The Financial Times has reported that the China National Offshore Oil Corp., one of China's three major oil concerns, wants to buy licenses for 23 prime blocks currently owned or operated by Western firms such as Royal Dutch Shell, Chevron and Exxon Mobil of the United States and Total of France.

The licenses -- 18 onshore and five offshore -- have either expired or are due to expire over the next few years.

All told these fields contain an estimated 6 billion barrels of oil. That's the same as one of every six barrels of proven oil reserves in Nigeria.

That far surpasses the blocks containing some 4.7 billion barrels of oil China has acquired across Africa in its global drive to secure vast amounts of oil to fuel its mushrooming economy.

Another state-owned Chinese major, Sinopec, bought Swiss oil producer Addax Petroleum Corp. in August for $7.24 billion and acquired Addax's high-potential operations in Nigeria and Gabon, as well as Iraq. That was China's most expensive overseas energy acquisition to date.

Beijing has also bought up rights to oil, as well as other raw materials, across Asia and Latin America.

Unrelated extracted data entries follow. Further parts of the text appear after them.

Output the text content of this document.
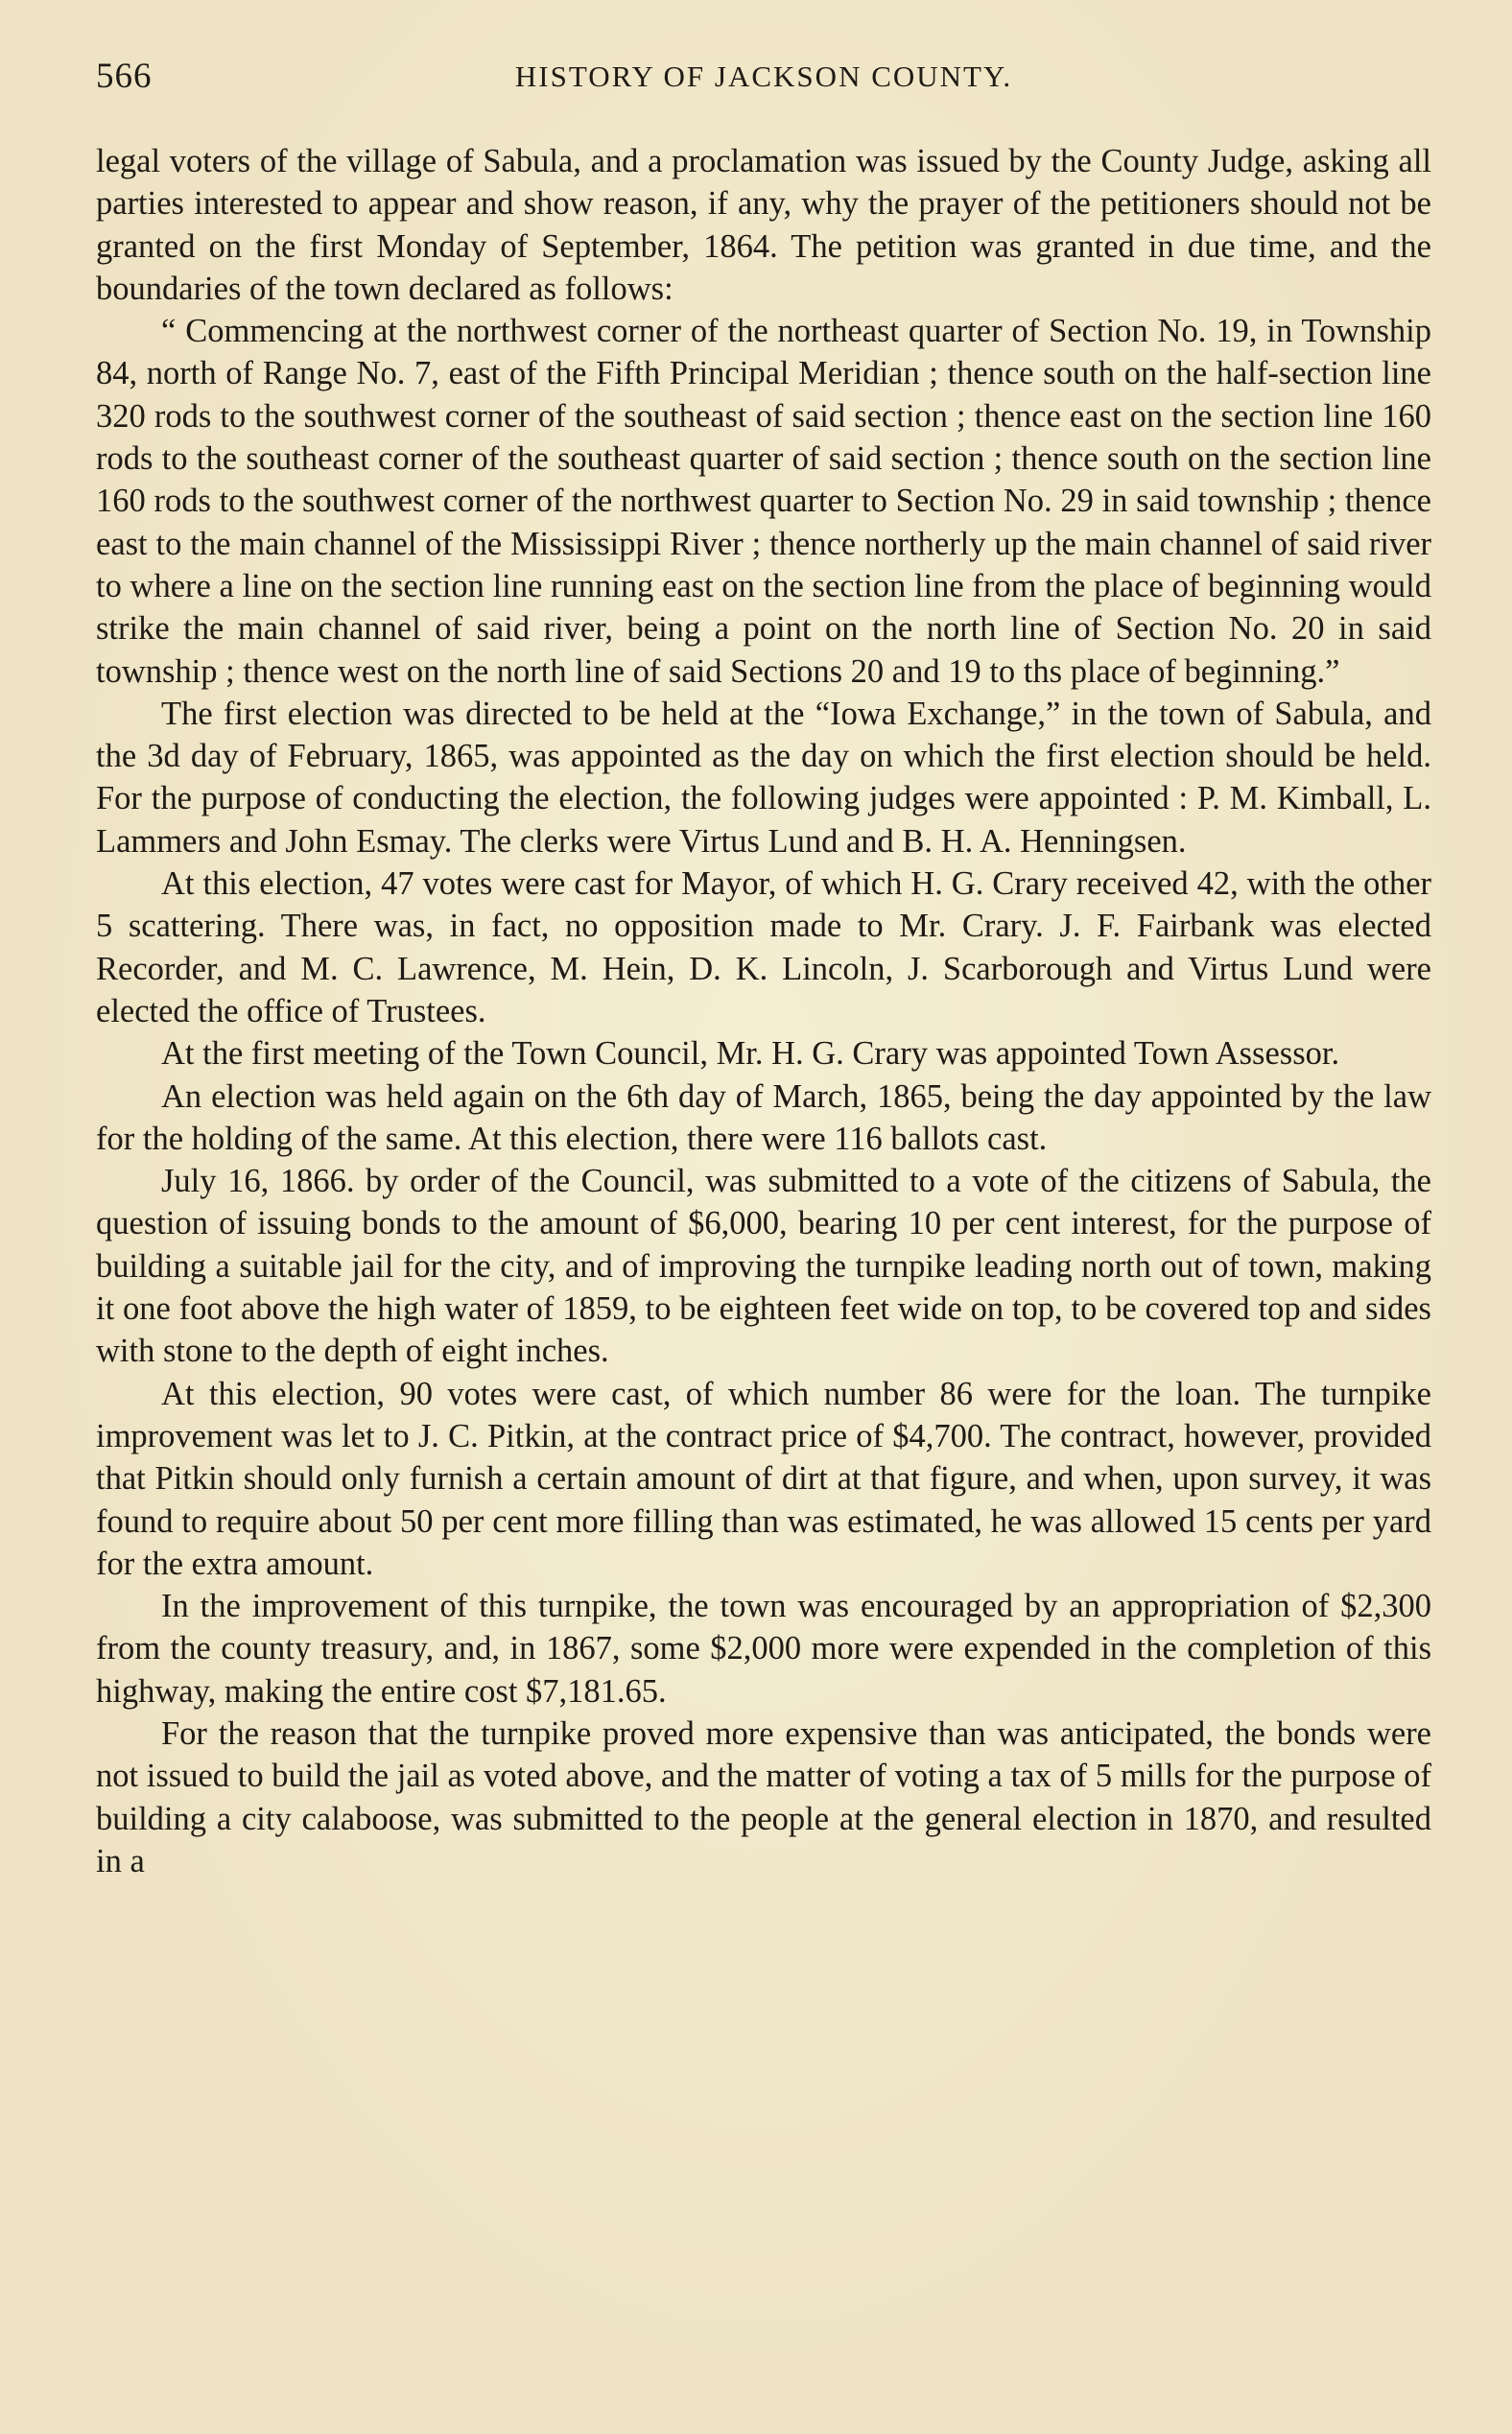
566	HISTORY OF JACKSON COUNTY.

legal voters of the village of Sabula, and a proclamation was issued by the County Judge, asking all parties interested to appear and show reason, if any, why the prayer of the petitioners should not be granted on the first Monday of September, 1864. The petition was granted in due time, and the boundaries of the town declared as follows:

“ Commencing at the northwest corner of the northeast quarter of Section No. 19, in Township 84, north of Range No. 7, east of the Fifth Principal Meridian ; thence south on the half-section line 320 rods to the southwest corner of the southeast of said section ; thence east on the section line 160 rods to the southeast corner of the southeast quarter of said section ; thence south on the section line 160 rods to the southwest corner of the northwest quarter to Section No. 29 in said township ; thence east to the main channel of the Mississippi River ; thence northerly up the main channel of said river to where a line on the section line running east on the section line from the place of beginning would strike the main channel of said river, being a point on the north line of Section No. 20 in said township ; thence west on the north line of said Sections 20 and 19 to ths place of beginning.”

The first election was directed to be held at the “Iowa Exchange,” in the town of Sabula, and the 3d day of February, 1865, was appointed as the day on which the first election should be held. For the purpose of conducting the election, the following judges were appointed : P. M. Kimball, L. Lammers and John Esmay. The clerks were Virtus Lund and B. H. A. Henningsen.

At this election, 47 votes were cast for Mayor, of which H. G. Crary received 42, with the other 5 scattering. There was, in fact, no opposition made to Mr. Crary. J. F. Fairbank was elected Recorder, and M. C. Lawrence, M. Hein, D. K. Lincoln, J. Scarborough and Virtus Lund were elected the office of Trustees.

At the first meeting of the Town Council, Mr. H. G. Crary was appointed Town Assessor.

An election was held again on the 6th day of March, 1865, being the day appointed by the law for the holding of the same. At this election, there were 116 ballots cast.

July 16, 1866. by order of the Council, was submitted to a vote of the citizens of Sabula, the question of issuing bonds to the amount of $6,000, bearing 10 per cent interest, for the purpose of building a suitable jail for the city, and of improving the turnpike leading north out of town, making it one foot above the high water of 1859, to be eighteen feet wide on top, to be covered top and sides with stone to the depth of eight inches.

At this election, 90 votes were cast, of which number 86 were for the loan. The turnpike improvement was let to J. C. Pitkin, at the contract price of $4,700. The contract, however, provided that Pitkin should only furnish a certain amount of dirt at that figure, and when, upon survey, it was found to require about 50 per cent more filling than was estimated, he was allowed 15 cents per yard for the extra amount.

In the improvement of this turnpike, the town was encouraged by an appropriation of $2,300 from the county treasury, and, in 1867, some $2,000 more were expended in the completion of this highway, making the entire cost $7,181.65.

For the reason that the turnpike proved more expensive than was anticipated, the bonds were not issued to build the jail as voted above, and the matter of voting a tax of 5 mills for the purpose of building a city calaboose, was submitted to the people at the general election in 1870, and resulted in a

It buys large amounts of oil from the Middle East, but as yet has not been able to buy up exclusive drilling rights in the region.

The FT reported that the negotiations regarding the Nigerian zones, some of the world's richest oil blocks, were revealed in a letter from the office of President Umaru Yar'Adua to CNOOC's representative, a company named Sunrise.

"The overall value of the Chinese offer is not disclosed, although some details suggest a figure of about $30 billion," the FT, which obtained a copy of the Aug. 13 letter, reported Tuesday. "Some oil sector executives said the total on the table was $50 billion."

Although the Nigerian government has said the blocks up for grabs will go "to the highest bidder," it remains far from clear whether CNOOC will sweep the board and take over from Western companies that have long operated in Nigeria.

But the Chinese offer, if the figures cited are accurate, appears to be far above those offered by the Western companies to extend their licenses.

According to the FT, ExxonMobil offered $78 million to renew three 40-year leases that are due to expire soon. The Nigerian government demanded $2.5 billion.

The sweeping Chinese bid in this latest battle for Africa's resources has thus strengthened the government's bargaining position to the detriment of the Western operators at a time when reserves are shrinking and few, if any, new strikes of any significance are being made.